Over the past decade Microsoft has seen its stock decline 54%. I have owned Microsoft stock for years and the stock trades like a savings bond. The stock has had very little capital appreciation and a low dividend yield. For years, I have waited while product after product is trumpeted as the next big earnings driver for Microsoft. From the Zune to Windows ME to Tablet PC’s, Microsoft has struggled to regain its technological edge. Meanwhile Apple has seen its stock increase 800% over the past decade. Apple has developed innovative products including the iphone, ipod and imac.
Microsoft may have to look to build upon its online search division and entertainment division for growth in the future. Microsoft’s search and advertising revenues were up slightly. If Microsoft does a deal with Yahoo, the combined companies would have a stronger presence in the online search market. Also, Microsoft’s entertainment division had positive sales growth the past quarter. Video games have appeared to be recession resistant so far.

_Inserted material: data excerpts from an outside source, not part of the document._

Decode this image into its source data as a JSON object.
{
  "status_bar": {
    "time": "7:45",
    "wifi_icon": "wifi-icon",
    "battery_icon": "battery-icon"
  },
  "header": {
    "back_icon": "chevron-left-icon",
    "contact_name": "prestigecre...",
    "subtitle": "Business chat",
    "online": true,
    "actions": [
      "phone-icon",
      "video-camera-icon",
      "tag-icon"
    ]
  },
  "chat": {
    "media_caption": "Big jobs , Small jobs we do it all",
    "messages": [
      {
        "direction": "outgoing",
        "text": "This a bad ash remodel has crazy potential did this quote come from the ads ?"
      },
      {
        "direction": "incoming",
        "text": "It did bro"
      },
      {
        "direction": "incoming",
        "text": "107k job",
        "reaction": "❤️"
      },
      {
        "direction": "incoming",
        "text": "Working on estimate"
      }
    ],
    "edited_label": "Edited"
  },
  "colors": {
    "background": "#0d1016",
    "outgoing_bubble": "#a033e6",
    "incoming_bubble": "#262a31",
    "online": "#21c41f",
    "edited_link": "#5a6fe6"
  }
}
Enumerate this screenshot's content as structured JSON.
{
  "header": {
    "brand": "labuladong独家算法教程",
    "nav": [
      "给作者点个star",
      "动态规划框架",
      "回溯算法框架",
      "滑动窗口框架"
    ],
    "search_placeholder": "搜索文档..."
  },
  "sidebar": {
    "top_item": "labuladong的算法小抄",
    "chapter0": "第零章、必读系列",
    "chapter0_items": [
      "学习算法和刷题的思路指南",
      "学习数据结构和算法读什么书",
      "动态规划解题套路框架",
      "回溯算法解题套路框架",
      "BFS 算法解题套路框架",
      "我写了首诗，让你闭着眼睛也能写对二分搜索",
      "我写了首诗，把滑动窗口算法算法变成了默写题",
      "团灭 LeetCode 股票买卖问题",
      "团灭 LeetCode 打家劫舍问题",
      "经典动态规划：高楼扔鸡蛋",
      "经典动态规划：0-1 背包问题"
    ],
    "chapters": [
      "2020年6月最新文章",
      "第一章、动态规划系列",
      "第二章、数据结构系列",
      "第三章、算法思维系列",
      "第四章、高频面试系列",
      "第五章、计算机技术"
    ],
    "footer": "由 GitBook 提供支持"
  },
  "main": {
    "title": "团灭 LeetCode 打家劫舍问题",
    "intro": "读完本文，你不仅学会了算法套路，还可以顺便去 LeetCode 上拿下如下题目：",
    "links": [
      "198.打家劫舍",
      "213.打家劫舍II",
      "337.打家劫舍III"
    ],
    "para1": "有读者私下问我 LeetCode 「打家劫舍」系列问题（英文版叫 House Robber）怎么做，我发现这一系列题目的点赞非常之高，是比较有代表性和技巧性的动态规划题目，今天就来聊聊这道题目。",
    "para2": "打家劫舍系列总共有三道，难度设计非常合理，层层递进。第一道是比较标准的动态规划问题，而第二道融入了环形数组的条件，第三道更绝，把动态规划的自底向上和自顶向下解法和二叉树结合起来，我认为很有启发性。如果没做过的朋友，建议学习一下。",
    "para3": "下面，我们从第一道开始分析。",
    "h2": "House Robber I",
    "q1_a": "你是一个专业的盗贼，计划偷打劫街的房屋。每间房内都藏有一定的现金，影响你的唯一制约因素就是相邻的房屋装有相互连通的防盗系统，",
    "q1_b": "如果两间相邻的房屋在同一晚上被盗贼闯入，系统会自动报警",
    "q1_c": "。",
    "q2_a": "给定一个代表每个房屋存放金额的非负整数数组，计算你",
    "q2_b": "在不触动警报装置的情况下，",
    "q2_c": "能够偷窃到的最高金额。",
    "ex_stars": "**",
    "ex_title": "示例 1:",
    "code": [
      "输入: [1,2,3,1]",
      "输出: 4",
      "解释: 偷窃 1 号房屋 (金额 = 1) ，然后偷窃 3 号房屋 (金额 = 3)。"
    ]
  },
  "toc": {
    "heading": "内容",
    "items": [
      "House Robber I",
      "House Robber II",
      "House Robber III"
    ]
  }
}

The next generation XBOX’s hardware and software sales could contribute significantly to the bottom line.
Microsoft is still a cash cow and could reinvent themselves with a major acquisition or a new product launch. Hopefully Windows 7 can be the catalyst to finally ignite earnings growth. Until the company identifies their next great software product,the stock will likely continue to flounder.